Makenzie Huber/South Dakota Searchlight
U.S. Sen. Mike Rounds, R-South Dakota, is confident that bipartisan legislation to help low-income Native Americans obtain home mortgages on tribal land will win approval from Congress.
The U.S. Department of Agriculture offers low-interest housing loans to low-income rural Americans, often without private mortgage insurance or a down payment. But the department struggled for years to distribute its rural housing loans to Native Americans on tribal trust lands.
Trust lands are held by the federal government for tribes and tribal members, making mortgages on trust land more complex and less appealing to traditional banks.

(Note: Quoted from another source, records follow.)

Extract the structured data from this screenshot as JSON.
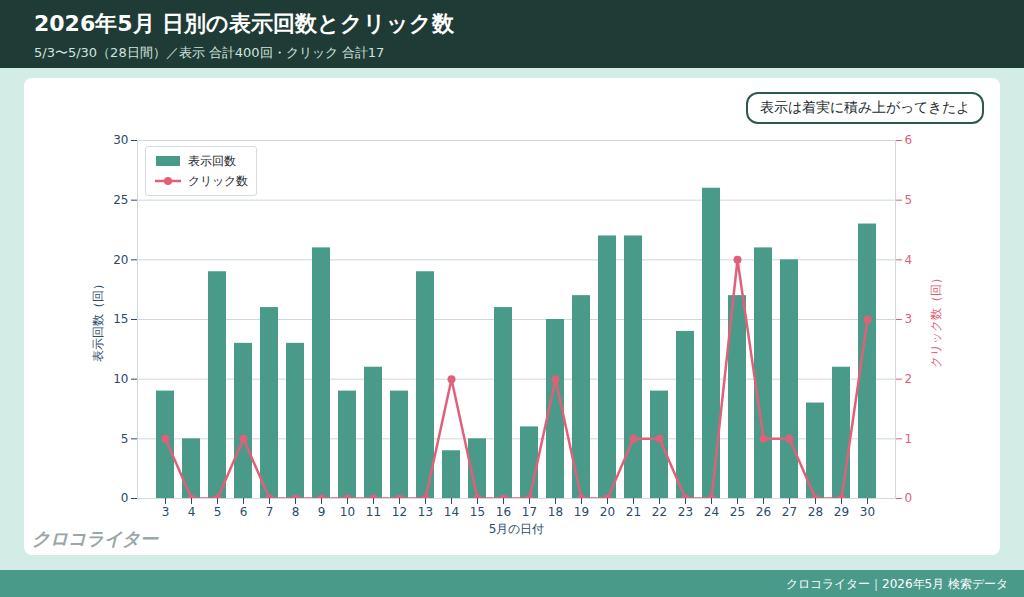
{
  "chart_data": {
    "type": "bar",
    "title": "2026年5月 日別の表示回数とクリック数",
    "subtitle": "5/3〜5/30（28日間）／表示 合計400回・クリック 合計17",
    "categories": [
      "3",
      "4",
      "5",
      "6",
      "7",
      "8",
      "9",
      "10",
      "11",
      "12",
      "13",
      "14",
      "15",
      "16",
      "17",
      "18",
      "19",
      "20",
      "21",
      "22",
      "23",
      "24",
      "25",
      "26",
      "27",
      "28",
      "29",
      "30"
    ],
    "series": [
      {
        "name": "表示回数",
        "type": "bar",
        "color": "#4a9a8a",
        "values": [
          9,
          5,
          19,
          13,
          16,
          13,
          21,
          9,
          11,
          9,
          19,
          4,
          5,
          16,
          6,
          15,
          17,
          22,
          22,
          9,
          14,
          26,
          17,
          21,
          20,
          8,
          11,
          23
        ]
      },
      {
        "name": "クリック数",
        "type": "line",
        "axis": "y2",
        "color": "#e0607a",
        "marker": "circle",
        "values": [
          1,
          0,
          0,
          1,
          0,
          0,
          0,
          0,
          0,
          0,
          0,
          2,
          0,
          0,
          0,
          2,
          0,
          0,
          1,
          1,
          0,
          0,
          4,
          1,
          1,
          0,
          0,
          3
        ]
      }
    ],
    "x_label": "5月の日付",
    "y_label": "表示回数（回）",
    "y2_label": "クリック数（回）",
    "ylim": [
      0,
      30
    ],
    "yticks": [
      0,
      5,
      10,
      15,
      20,
      25,
      30
    ],
    "y2lim": [
      0,
      6
    ],
    "y2ticks": [
      0,
      1,
      2,
      3,
      4,
      5,
      6
    ],
    "grid": true,
    "legend": "upper left",
    "annotations": [
      "表示は着実に積み上がってきたよ"
    ],
    "watermark": "クロコライター",
    "footer": "クロコライター｜2026年5月 検索データ"
  }
}
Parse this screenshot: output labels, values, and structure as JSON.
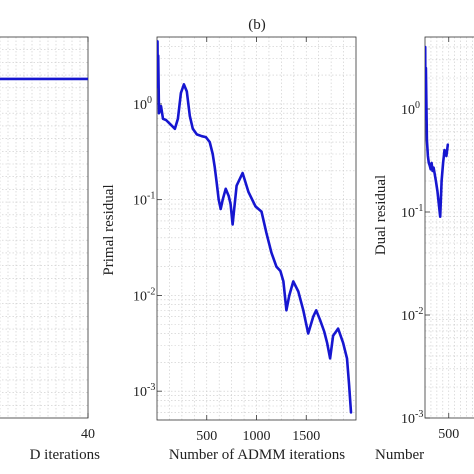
{
  "chart_data": [
    {
      "type": "line",
      "panel_label": "",
      "xlabel": "D iterations",
      "ylabel": "",
      "x_ticks": [
        40
      ],
      "xlim": [
        0,
        40
      ],
      "y_scale": "linear",
      "grid": true,
      "series": [
        {
          "color": "#1616d0",
          "x": [
            0,
            40
          ],
          "y": [
            1,
            1
          ]
        }
      ]
    },
    {
      "type": "line",
      "panel_label": "(b)",
      "xlabel": "Number of ADMM iterations",
      "ylabel": "Primal residual",
      "x_ticks": [
        500,
        1000,
        1500
      ],
      "xlim": [
        0,
        2000
      ],
      "y_scale": "log",
      "ylim": [
        0.0005,
        5
      ],
      "y_tick_labels": [
        {
          "value": 1,
          "base": "10",
          "exp": "0"
        },
        {
          "value": 0.1,
          "base": "10",
          "exp": "-1"
        },
        {
          "value": 0.01,
          "base": "10",
          "exp": "-2"
        },
        {
          "value": 0.001,
          "base": "10",
          "exp": "-3"
        }
      ],
      "grid": true,
      "series": [
        {
          "color": "#1616d0",
          "x": [
            5,
            8,
            12,
            20,
            40,
            60,
            90,
            130,
            180,
            210,
            240,
            270,
            300,
            330,
            360,
            400,
            450,
            490,
            530,
            560,
            580,
            600,
            620,
            640,
            660,
            690,
            720,
            740,
            760,
            800,
            860,
            920,
            990,
            1050,
            1100,
            1150,
            1200,
            1240,
            1270,
            1300,
            1330,
            1370,
            1420,
            1470,
            1520,
            1570,
            1600,
            1640,
            1680,
            1710,
            1740,
            1770,
            1820,
            1870,
            1910,
            1930,
            1950
          ],
          "y": [
            4.5,
            1.5,
            3.2,
            0.8,
            0.95,
            0.7,
            0.68,
            0.62,
            0.55,
            0.7,
            1.3,
            1.6,
            1.35,
            0.75,
            0.55,
            0.48,
            0.46,
            0.45,
            0.4,
            0.3,
            0.22,
            0.15,
            0.1,
            0.08,
            0.1,
            0.13,
            0.11,
            0.09,
            0.055,
            0.14,
            0.19,
            0.12,
            0.085,
            0.075,
            0.045,
            0.028,
            0.02,
            0.018,
            0.014,
            0.007,
            0.01,
            0.014,
            0.011,
            0.007,
            0.004,
            0.006,
            0.007,
            0.0055,
            0.0042,
            0.0032,
            0.0022,
            0.0038,
            0.0045,
            0.0032,
            0.0022,
            0.0012,
            0.0006
          ]
        }
      ]
    },
    {
      "type": "line",
      "panel_label": "",
      "xlabel": "Number",
      "ylabel": "Dual residual",
      "x_ticks": [
        500
      ],
      "xlim": [
        0,
        2000
      ],
      "y_scale": "log",
      "ylim": [
        0.001,
        5
      ],
      "y_tick_labels": [
        {
          "value": 1,
          "base": "10",
          "exp": "0"
        },
        {
          "value": 0.1,
          "base": "10",
          "exp": "-1"
        },
        {
          "value": 0.01,
          "base": "10",
          "exp": "-2"
        },
        {
          "value": 0.001,
          "base": "10",
          "exp": "-3"
        }
      ],
      "grid": true,
      "series": [
        {
          "color": "#1616d0",
          "x": [
            5,
            10,
            20,
            40,
            60,
            80,
            100,
            120,
            140,
            160,
            180,
            200,
            230,
            260,
            290,
            320,
            350,
            380,
            410,
            450,
            480
          ],
          "y": [
            4,
            0.8,
            2.5,
            0.5,
            0.35,
            0.3,
            0.28,
            0.26,
            0.3,
            0.25,
            0.27,
            0.24,
            0.2,
            0.16,
            0.12,
            0.09,
            0.2,
            0.3,
            0.4,
            0.35,
            0.45
          ]
        }
      ]
    }
  ]
}
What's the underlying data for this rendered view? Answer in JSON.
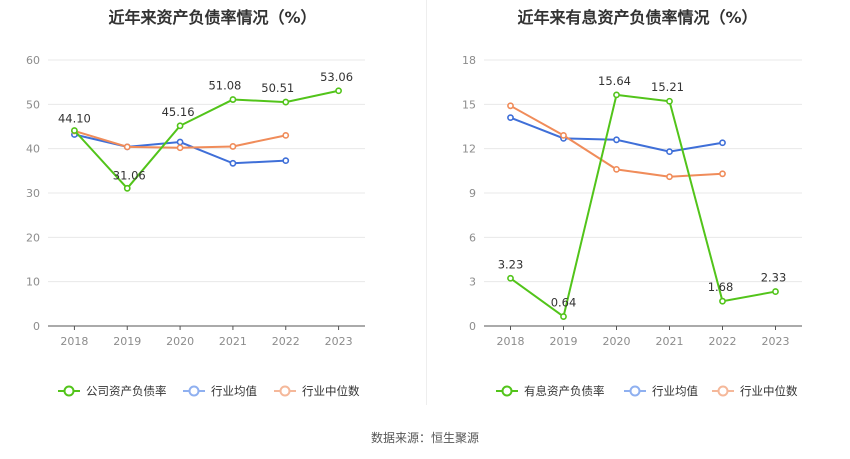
{
  "source": "数据来源：恒生聚源",
  "chart_data": [
    {
      "type": "line",
      "title": "近年来资产负债率情况（%）",
      "categories": [
        "2018",
        "2019",
        "2020",
        "2021",
        "2022",
        "2023"
      ],
      "ylim": [
        0,
        60
      ],
      "yticks": [
        "0",
        "10",
        "20",
        "30",
        "40",
        "50",
        "60"
      ],
      "grid": true,
      "legend": "bottom",
      "series": [
        {
          "name": "公司资产负债率",
          "color": "#52c41a",
          "values": [
            44.1,
            31.06,
            45.16,
            51.08,
            50.51,
            53.06
          ],
          "labels": [
            "44.10",
            "31.06",
            "45.16",
            "51.08",
            "50.51",
            "53.06"
          ]
        },
        {
          "name": "行业均值",
          "color": "#3f6fd8",
          "values": [
            43.2,
            40.4,
            41.5,
            36.7,
            37.3,
            null
          ]
        },
        {
          "name": "行业中位数",
          "color": "#f08c5a",
          "values": [
            44.0,
            40.4,
            40.2,
            40.5,
            43.0,
            null
          ]
        }
      ],
      "legend_colors": [
        "#52c41a",
        "#8fb0f0",
        "#f5b89a"
      ]
    },
    {
      "type": "line",
      "title": "近年来有息资产负债率情况（%）",
      "categories": [
        "2018",
        "2019",
        "2020",
        "2021",
        "2022",
        "2023"
      ],
      "ylim": [
        0,
        18
      ],
      "yticks": [
        "0",
        "3",
        "6",
        "9",
        "12",
        "15",
        "18"
      ],
      "grid": true,
      "legend": "bottom",
      "series": [
        {
          "name": "有息资产负债率",
          "color": "#52c41a",
          "values": [
            3.23,
            0.64,
            15.64,
            15.21,
            1.68,
            2.33
          ],
          "labels": [
            "3.23",
            "0.64",
            "15.64",
            "15.21",
            "1.68",
            "2.33"
          ]
        },
        {
          "name": "行业均值",
          "color": "#3f6fd8",
          "values": [
            14.1,
            12.7,
            12.6,
            11.8,
            12.4,
            null
          ]
        },
        {
          "name": "行业中位数",
          "color": "#f08c5a",
          "values": [
            14.9,
            12.9,
            10.6,
            10.1,
            10.3,
            null
          ]
        }
      ],
      "legend_colors": [
        "#52c41a",
        "#8fb0f0",
        "#f5b89a"
      ]
    }
  ]
}
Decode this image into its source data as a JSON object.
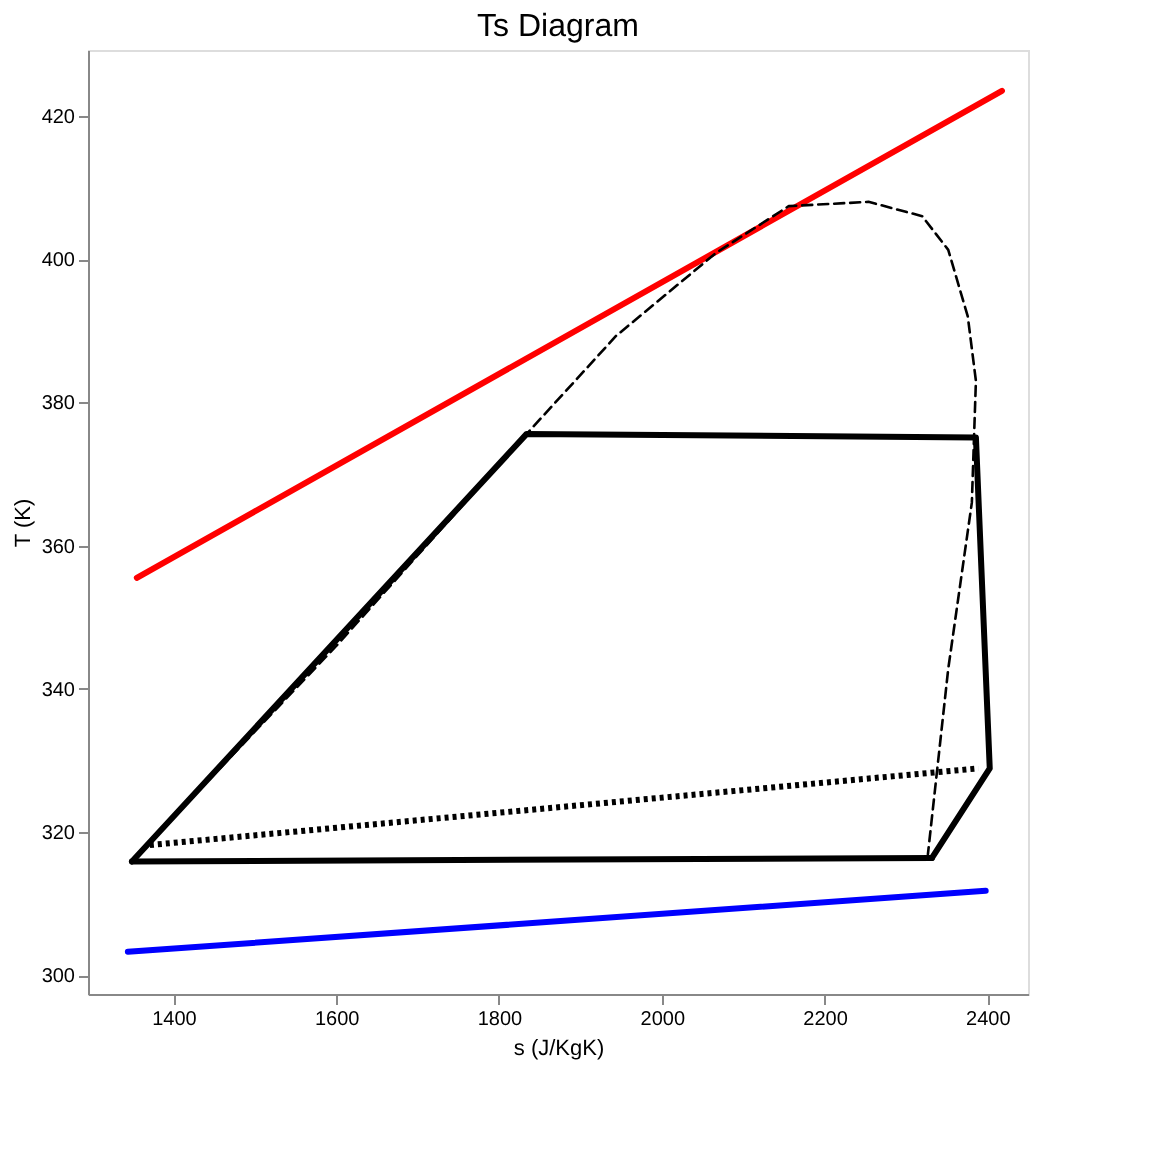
{
  "chart_data": {
    "type": "line",
    "title": "Ts Diagram",
    "xlabel": "s (J/KgK)",
    "ylabel": "T (K)",
    "xlim": [
      1295,
      2450
    ],
    "ylim": [
      297.4,
      429.2
    ],
    "xticks": [
      1400,
      1600,
      1800,
      2000,
      2200,
      2400
    ],
    "yticks": [
      300,
      320,
      340,
      360,
      380,
      400,
      420
    ],
    "grid": false,
    "marker": "none",
    "series": [
      {
        "color": "#ff0000",
        "line_style": "solid",
        "x": [
          1355,
          2418
        ],
        "values": [
          355.5,
          423.5
        ]
      },
      {
        "color": "#0000ff",
        "line_style": "solid",
        "x": [
          1344,
          2398
        ],
        "values": [
          303.3,
          311.8
        ]
      },
      {
        "color": "#000000",
        "line_style": "dashed",
        "x": [
          1349,
          1600,
          1834,
          1944,
          2067,
          2156,
          2254,
          2320,
          2352,
          2376,
          2386,
          2381,
          2352,
          2327
        ],
        "values": [
          316,
          346,
          375.6,
          389.3,
          400.9,
          407.4,
          408,
          406,
          401.3,
          392,
          383,
          366,
          342.8,
          316.9
        ]
      },
      {
        "color": "#000000",
        "line_style": "dotted",
        "x": [
          1371,
          2389
        ],
        "values": [
          318.2,
          328.9
        ]
      },
      {
        "color": "#000000",
        "line_style": "solid",
        "x": [
          1349,
          1834,
          2386,
          2403,
          2332
        ],
        "values": [
          315.9,
          375.6,
          375.1,
          328.9,
          316.4
        ]
      },
      {
        "color": "#000000",
        "line_style": "solid",
        "x": [
          1349,
          2332
        ],
        "values": [
          315.9,
          316.4
        ]
      }
    ]
  }
}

That’s where Native Community Development Financial Institutions come in. The institutions represent rural reservation and urban Native communities, and are better able to navigate lending on trust land for the USDA program and other housing loans while also investing more time in their communities through financial and homebuyer education.
The USDA expanded its rural housing relending program to include Native institutions in 2018, starting with a pilot program on the Pine Ridge and Cheyenne River reservations. Since then, the program has expanded to 10 states with over $20.1 million loaned to Native organizations.
The bill, introduced by Minnesota’s Democratic Sen. Tina Smith and cosponsored by Rounds, would set aside $50 million annually within the USDA’s relending program for Native financial institutions and homebuyers.
Rounds said Native institutions on Pine Ridge and Cheyenne River made the pilot program a “real success.”
“They knew the right people to go to, they knew how to have that happen,” Rounds told South Dakota Searchlight after a recent appearance at the Downtown Sioux Falls Rotary Club. “And what we found was that once it had occurred there, it was repeatable elsewhere.”
Nikki Gronli, state director of USDA Rural Development, said the bipartisan bill will solidify the program and support her office’s mission to make “thriving, economically sustainable communities.”
“We all know that when it comes to economic development and generational wealth, owning a home is very important,” Gronli said. “Economically, we know over time this builds a stronger community.”
She added some homes purchased through the program are constructed through the Governor’s House program.
Cheyenne River’s Four Bands Community Fund and Pine Ridge’s Mazaska Owescaso Otipi Financial have received a combined $7.1 million from the program and have made a combined total of 24 loans.
“People want to get out of rentals, create assets, have something to pass down,” said Lakota Vogel, executive director of Four Bands.
Vogel wants to buck the stereotype that low homeownership rates on reservations are because of poor credit scores or because community members don’t make enough income to support a mortgage. Even people who who can afford private mortgages struggle to obtain them, she said, because of systemic problems that make it more complex and burdensome to leverage private wealth on trust land.
“There’s been misinformation in the financing world that you can’t collateralize trust land. I’ve seen it written in papers and listened to bankers say it, and it’s just not true,” Vogel said.
While Vogel sees a permanently funded program as a “win-win” for Native communities and the federal government, she said rising housing costs have made it more difficult for the program to help qualifying people.
The legislation awaits action by the Senate Committee on Banking, Housing and Urban Affairs, which includes Rounds and Smith as members.